To ensure that heavy vehicle charges keep pace with road spending programs, an annual adjustment formula is applied in July to the previous year’s registration and road user charges. This formula is contained in the Heavy Vehicle Charges Model Law.

In some years, we recommended a new set of charges to the Council based on updated methodologies and data. These recommendations are called ‘determinations’. A determination sets a new baseline upon which the annual adjustment formula can be applied to in future years.

On 10 November 2017, the Council agreed to freeze heavy vehicle charges at 2017-18 levels for a two year period (2018-19 and 2019-20). This decision recognised the need for governments to continue to invest in infrastructure to support heavy vehicle productivity, and the need to provide revenue and price certainty to road management agencies and heavy vehicle operators as heavy vehicle road reform is accelerated. 

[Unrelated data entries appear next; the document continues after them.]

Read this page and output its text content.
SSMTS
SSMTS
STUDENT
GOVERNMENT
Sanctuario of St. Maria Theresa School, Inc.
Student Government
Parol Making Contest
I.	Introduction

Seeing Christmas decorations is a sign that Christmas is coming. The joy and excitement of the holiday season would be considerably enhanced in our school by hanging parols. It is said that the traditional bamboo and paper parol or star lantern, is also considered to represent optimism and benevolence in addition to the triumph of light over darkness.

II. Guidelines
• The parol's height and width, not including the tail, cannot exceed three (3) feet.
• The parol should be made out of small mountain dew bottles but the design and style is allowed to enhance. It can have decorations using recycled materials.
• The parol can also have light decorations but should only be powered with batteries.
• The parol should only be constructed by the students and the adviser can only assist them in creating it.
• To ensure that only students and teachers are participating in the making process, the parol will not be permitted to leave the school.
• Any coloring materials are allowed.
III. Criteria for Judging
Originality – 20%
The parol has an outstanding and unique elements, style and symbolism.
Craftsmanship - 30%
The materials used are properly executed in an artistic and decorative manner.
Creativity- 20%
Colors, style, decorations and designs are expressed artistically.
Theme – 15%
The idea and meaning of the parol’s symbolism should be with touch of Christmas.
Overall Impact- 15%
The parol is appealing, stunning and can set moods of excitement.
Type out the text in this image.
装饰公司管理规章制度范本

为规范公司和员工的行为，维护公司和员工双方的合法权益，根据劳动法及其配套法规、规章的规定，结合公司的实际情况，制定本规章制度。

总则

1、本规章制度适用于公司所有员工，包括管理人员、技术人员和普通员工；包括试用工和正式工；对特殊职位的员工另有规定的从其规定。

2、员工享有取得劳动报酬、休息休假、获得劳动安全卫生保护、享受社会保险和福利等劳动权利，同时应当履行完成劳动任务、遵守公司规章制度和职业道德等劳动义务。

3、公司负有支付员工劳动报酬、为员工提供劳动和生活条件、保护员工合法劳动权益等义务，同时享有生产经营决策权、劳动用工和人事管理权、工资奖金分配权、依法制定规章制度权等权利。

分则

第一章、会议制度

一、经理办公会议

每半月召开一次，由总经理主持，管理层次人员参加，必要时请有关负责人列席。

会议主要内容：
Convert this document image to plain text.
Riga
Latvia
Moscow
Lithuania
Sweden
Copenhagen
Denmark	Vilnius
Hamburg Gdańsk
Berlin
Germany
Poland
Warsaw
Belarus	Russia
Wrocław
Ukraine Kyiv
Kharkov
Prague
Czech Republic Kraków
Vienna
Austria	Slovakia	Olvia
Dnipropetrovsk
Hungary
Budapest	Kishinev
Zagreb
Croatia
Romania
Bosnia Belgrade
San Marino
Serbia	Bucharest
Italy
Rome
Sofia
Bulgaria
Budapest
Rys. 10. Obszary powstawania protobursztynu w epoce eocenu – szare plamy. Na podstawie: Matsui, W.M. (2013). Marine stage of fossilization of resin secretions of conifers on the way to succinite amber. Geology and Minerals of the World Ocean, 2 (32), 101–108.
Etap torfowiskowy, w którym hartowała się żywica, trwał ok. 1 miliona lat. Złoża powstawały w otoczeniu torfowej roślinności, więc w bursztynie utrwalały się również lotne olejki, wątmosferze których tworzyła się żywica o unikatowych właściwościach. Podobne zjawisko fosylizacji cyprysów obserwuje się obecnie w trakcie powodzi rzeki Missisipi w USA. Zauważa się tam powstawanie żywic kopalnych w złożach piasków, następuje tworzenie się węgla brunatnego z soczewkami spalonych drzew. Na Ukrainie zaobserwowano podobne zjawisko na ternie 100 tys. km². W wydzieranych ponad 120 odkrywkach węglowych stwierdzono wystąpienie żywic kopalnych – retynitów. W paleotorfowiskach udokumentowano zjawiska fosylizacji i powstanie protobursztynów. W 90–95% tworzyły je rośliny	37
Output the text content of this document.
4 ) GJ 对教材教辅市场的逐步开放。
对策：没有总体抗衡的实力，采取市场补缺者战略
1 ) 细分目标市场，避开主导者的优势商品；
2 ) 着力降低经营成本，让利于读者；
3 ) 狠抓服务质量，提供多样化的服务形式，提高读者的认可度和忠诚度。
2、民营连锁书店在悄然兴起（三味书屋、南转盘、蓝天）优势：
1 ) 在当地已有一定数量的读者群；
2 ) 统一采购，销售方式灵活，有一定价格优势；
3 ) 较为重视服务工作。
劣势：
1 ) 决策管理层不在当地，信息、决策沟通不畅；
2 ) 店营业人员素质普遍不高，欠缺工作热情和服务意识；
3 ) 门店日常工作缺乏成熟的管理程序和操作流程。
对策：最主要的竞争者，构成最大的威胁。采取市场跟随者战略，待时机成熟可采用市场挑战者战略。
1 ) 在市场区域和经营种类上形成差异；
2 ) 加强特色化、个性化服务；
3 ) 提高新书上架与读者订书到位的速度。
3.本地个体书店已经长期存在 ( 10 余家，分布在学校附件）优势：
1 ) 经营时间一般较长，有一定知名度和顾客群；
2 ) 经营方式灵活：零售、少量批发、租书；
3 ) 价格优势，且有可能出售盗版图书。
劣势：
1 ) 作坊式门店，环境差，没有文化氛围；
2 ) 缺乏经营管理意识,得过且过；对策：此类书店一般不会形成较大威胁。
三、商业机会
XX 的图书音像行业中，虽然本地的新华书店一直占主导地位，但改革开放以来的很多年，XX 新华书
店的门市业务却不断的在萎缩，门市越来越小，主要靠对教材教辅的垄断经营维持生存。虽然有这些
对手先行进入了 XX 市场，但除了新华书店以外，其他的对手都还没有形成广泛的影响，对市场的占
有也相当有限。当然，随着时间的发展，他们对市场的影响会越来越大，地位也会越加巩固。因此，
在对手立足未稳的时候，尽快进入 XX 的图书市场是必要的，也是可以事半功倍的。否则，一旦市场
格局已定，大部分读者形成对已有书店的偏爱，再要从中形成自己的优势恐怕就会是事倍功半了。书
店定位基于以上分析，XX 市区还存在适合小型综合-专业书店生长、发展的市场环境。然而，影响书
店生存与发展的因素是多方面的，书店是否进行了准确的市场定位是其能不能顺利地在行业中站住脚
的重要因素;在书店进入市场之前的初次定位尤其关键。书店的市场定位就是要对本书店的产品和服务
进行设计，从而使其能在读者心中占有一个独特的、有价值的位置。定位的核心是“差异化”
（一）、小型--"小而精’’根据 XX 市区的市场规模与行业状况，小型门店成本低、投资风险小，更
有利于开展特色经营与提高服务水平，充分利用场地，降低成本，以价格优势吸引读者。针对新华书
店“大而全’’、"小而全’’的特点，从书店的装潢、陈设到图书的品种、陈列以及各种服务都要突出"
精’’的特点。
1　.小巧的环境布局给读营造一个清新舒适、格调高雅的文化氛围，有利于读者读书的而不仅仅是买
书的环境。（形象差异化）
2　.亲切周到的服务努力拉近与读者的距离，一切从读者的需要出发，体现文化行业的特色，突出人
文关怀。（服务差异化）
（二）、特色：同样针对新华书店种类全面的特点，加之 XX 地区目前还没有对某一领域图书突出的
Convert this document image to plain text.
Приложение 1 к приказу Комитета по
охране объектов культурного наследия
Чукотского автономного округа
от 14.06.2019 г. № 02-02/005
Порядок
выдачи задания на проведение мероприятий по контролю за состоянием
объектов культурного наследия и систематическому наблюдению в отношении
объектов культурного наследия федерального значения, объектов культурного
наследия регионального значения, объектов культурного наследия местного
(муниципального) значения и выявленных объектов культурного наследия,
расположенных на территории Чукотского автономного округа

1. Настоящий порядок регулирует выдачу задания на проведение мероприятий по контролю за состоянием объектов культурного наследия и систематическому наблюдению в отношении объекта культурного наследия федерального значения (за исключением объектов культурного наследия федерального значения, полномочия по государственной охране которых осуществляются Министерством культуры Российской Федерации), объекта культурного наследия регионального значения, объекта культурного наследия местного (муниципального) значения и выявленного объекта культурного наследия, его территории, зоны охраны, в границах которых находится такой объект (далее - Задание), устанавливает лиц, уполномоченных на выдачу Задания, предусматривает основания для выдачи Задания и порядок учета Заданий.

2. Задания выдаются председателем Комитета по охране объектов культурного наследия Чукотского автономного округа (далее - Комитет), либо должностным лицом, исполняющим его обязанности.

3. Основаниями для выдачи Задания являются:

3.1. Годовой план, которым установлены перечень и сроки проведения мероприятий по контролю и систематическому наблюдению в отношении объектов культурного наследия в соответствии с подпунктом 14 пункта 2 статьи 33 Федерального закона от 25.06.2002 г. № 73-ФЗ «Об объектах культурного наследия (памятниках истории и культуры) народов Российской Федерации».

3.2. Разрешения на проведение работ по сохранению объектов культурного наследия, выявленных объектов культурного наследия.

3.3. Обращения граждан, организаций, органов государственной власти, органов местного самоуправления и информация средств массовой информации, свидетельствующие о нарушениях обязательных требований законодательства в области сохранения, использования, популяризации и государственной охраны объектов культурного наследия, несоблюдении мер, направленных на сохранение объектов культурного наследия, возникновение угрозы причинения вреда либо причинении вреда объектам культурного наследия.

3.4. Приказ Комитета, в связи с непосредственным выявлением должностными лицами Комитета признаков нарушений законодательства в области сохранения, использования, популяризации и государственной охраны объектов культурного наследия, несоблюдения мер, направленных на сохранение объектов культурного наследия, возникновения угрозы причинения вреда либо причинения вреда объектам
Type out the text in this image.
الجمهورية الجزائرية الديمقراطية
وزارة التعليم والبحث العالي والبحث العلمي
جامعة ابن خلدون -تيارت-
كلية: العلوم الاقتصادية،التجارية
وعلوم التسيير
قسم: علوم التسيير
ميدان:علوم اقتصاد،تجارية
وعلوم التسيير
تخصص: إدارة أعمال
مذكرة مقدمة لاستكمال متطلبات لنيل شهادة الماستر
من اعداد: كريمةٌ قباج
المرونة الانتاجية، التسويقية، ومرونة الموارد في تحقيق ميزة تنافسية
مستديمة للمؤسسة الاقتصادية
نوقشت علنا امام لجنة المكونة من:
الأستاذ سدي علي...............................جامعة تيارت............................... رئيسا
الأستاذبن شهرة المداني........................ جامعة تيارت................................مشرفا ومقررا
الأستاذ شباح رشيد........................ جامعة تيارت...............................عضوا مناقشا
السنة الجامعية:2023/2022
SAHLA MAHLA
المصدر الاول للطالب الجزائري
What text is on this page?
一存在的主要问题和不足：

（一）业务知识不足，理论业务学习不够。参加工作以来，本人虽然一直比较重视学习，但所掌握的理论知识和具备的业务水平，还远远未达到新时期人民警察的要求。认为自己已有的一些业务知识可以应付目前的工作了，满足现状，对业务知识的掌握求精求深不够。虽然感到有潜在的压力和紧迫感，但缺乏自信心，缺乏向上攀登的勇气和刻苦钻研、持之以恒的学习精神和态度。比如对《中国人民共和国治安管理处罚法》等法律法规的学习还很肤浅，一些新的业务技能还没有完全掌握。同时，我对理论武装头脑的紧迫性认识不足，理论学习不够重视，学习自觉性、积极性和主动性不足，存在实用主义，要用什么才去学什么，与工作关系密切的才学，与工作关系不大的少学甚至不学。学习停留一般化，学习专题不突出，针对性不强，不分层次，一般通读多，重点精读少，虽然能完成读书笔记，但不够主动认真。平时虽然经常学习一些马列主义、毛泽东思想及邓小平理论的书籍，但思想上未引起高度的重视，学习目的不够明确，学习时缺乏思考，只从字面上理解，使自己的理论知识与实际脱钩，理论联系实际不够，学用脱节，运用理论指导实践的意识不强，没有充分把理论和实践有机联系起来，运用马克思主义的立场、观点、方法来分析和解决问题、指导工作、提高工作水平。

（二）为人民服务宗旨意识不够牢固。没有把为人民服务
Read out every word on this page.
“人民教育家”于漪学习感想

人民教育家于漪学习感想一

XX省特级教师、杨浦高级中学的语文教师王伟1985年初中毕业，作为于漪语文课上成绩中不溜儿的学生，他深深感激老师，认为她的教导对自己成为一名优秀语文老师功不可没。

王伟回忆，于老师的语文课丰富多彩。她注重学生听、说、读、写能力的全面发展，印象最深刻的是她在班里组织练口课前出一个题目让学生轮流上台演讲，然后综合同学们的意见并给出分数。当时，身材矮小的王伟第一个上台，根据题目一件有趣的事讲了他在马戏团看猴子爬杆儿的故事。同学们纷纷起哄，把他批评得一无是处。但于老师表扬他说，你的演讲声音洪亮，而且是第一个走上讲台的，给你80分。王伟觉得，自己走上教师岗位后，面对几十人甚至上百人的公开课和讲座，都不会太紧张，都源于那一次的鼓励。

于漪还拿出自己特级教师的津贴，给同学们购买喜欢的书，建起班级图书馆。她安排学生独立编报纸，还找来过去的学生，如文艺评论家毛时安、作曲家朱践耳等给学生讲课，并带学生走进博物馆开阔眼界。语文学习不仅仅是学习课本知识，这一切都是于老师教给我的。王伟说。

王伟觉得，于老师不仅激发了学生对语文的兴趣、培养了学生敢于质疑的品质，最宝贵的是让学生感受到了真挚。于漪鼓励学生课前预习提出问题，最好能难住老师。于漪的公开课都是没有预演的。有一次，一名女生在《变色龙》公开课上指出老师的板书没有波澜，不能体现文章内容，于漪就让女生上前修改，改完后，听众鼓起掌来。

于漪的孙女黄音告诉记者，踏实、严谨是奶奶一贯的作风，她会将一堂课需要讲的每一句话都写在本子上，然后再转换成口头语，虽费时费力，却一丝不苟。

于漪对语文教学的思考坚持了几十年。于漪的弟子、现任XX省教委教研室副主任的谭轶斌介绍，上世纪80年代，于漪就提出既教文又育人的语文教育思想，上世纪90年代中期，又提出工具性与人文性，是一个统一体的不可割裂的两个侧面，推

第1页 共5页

As part of this decision, the regulatory component of registration charges was adjusted to reflect the revised National Heavy Vehicle Regulator budget for 2018-19 and 2019-20 to incorporate industry funding of the new National Heavy Vehicle Registration System.

Background

Australia uses a pay-as-you-go (PAYGO) model which determines annual registration and fuel-based road user charges. PAYGO was introduced in Australia in 1992 to:

  • help recover the marginal or attributable costs of road wear and tear for each heavy vehicle type
  • recover a share of common road costs which benefit all road users, such as street lighting, rest bays and signage
  • ensure heavy vehicles pay their share of road spending.

Revenue recovered through heavy vehicle charges helps governments provide better and safer roads.

Around 40 per cent of heavy vehicle costs are recovered as state and territory registration fees, with the balance paid through a fuel-based road user charge which is collected by the Commonwealth Government.

To calculate heavy vehicle charges using the PAYGO model, the NTC uses the latest heavy vehicle and trailer population data as well as seven year averages for both road expenditure and vehicle usage data. This data averaging ensures that charges do not change significantly in response to short-term changes in expenditure or vehicle use.